Fast 13 Millionen Franken brachte die Versteigerung von Schildern seit 1999 der Aargauer Staatskasse ein. Viele Autobesitzer sind bereit, deutlich mehr als die üblichen 40 Franken zu bezahlen, um an ihrem Fahrzeug eine aussergewöhnliche Nummer montieren zu können. Und bald gelangen neue begehrte Exemplare auf den Markt. Der Grund: Voraussichtlich noch in diesem Jahr werden im Aargau die ersten Schilder der 500 000er-Serie in Umlauf kommen.

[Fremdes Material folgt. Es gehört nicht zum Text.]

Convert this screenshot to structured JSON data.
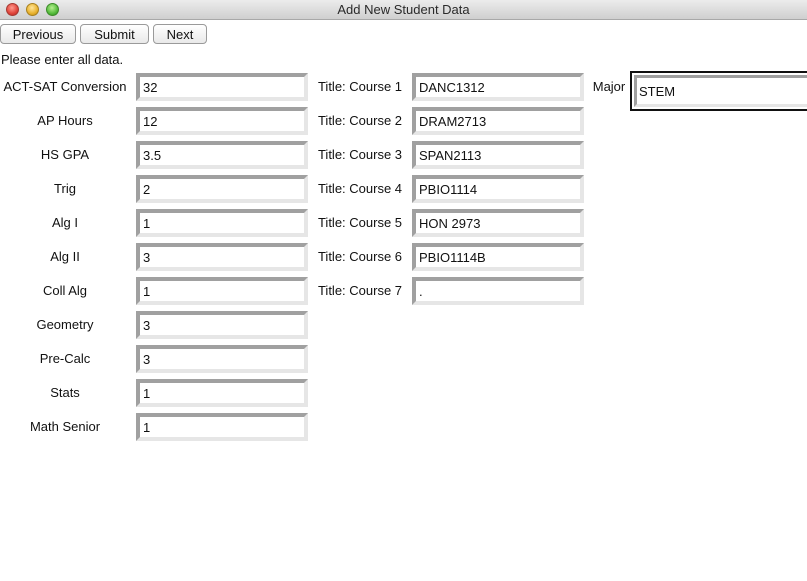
{
  "window": {
    "title": "Add New Student Data"
  },
  "toolbar": {
    "previous_label": "Previous",
    "submit_label": "Submit",
    "next_label": "Next"
  },
  "instructions": "Please enter all data.",
  "left_fields": [
    {
      "label": "ACT-SAT Conversion",
      "value": "32"
    },
    {
      "label": "AP Hours",
      "value": "12"
    },
    {
      "label": "HS GPA",
      "value": "3.5"
    },
    {
      "label": "Trig",
      "value": "2"
    },
    {
      "label": "Alg I",
      "value": "1"
    },
    {
      "label": "Alg II",
      "value": "3"
    },
    {
      "label": "Coll Alg",
      "value": "1"
    },
    {
      "label": "Geometry",
      "value": "3"
    },
    {
      "label": "Pre-Calc",
      "value": "3"
    },
    {
      "label": "Stats",
      "value": "1"
    },
    {
      "label": "Math Senior",
      "value": "1"
    }
  ],
  "course_fields": [
    {
      "label": "Title: Course 1",
      "value": "DANC1312"
    },
    {
      "label": "Title: Course 2",
      "value": "DRAM2713"
    },
    {
      "label": "Title: Course 3",
      "value": "SPAN2113"
    },
    {
      "label": "Title: Course 4",
      "value": "PBIO1114"
    },
    {
      "label": "Title: Course 5",
      "value": "HON 2973"
    },
    {
      "label": "Title: Course 6",
      "value": "PBIO1114B"
    },
    {
      "label": "Title: Course 7",
      "value": "."
    }
  ],
  "major": {
    "label": "Major",
    "value": "STEM"
  },
  "colors": {
    "focus_border": "#111111",
    "field_shadow": "#a0a0a0",
    "field_highlight": "#e6e6e6"
  }
}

«Ein historischer Sprung», sagt Stefan Hotan, Präsident der Interessengemeinschaft Schweizer Kontrollschilder. «Das kommt nur etwa alle 20 Jahre vor.» Die 400 000er-Grenze wurde im Aargau 1997 geknackt. Mehrere tausend neue Autonummern werden pro Jahr hier in Umlauf gebracht. Anders als beispielsweise der Kanton Genf, der die Schilder fortlaufend austeilt und deshalb bereits bei Zahlen über 800 000 angelangt ist, vergibt das Aargauer Strassenverkehrsamt zurückgebrachte Nummern erneut.

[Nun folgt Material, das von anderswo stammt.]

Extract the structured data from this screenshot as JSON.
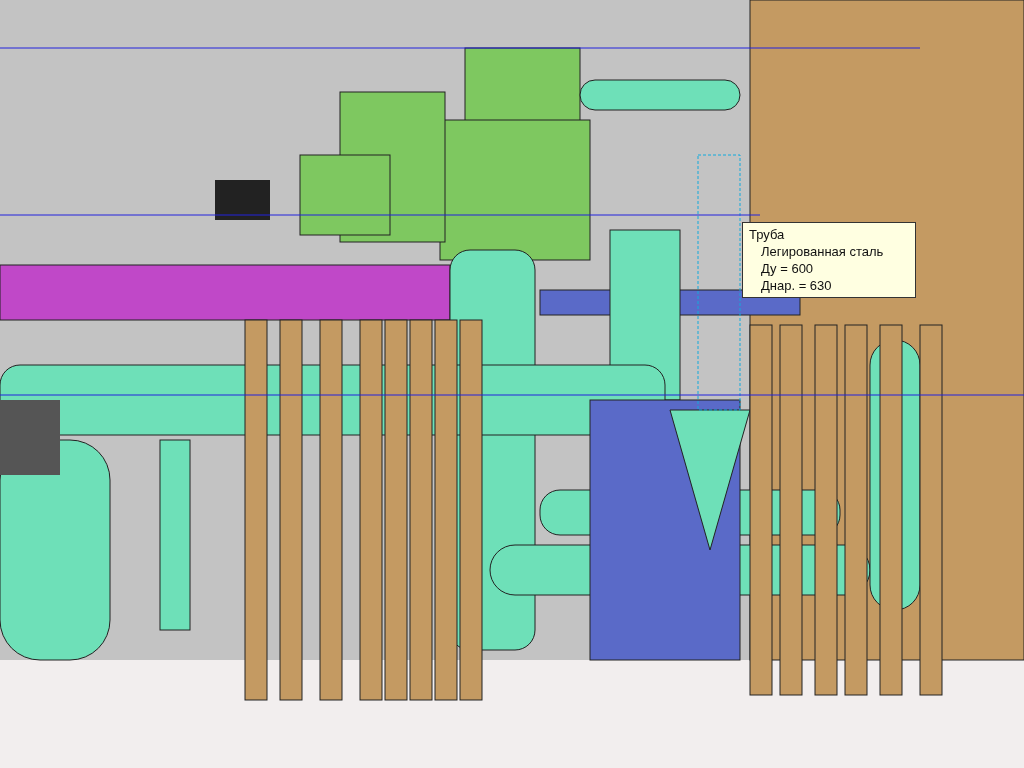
{
  "tooltip": {
    "title": "Труба",
    "lines": [
      "Легированная сталь",
      "Ду = 600",
      "Днар. = 630"
    ]
  }
}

Tausende Franken für ein Schild

Wann genau die halbe Million erreicht wird, ist noch offen. «Wenn Fahrzeugzulassungen im bisherigen Umfang erfolgen, werden 2017 die ersten 500 000er-Kontrollschilder abgegeben», sagt Strassenverkehrsamt-Leiter Johannes Michael Baer. Und: «Es ist davon auszugehen, dass begehrte Zahlenkombinationen wie zum Beispiel 500 000, 500 005 oder 500 500 versteigert werden.» Das dürfte dem Kanton eine schöne Summe einbringen. Prognosen will Baer allerdings keine wagen. Der Preis hänge von der Nachfrage ab. Er rechnet aber damit, «dass der Zuschlag zu einem höheren Preis als das Mindestgebot von 200 Franken erfolgen wird».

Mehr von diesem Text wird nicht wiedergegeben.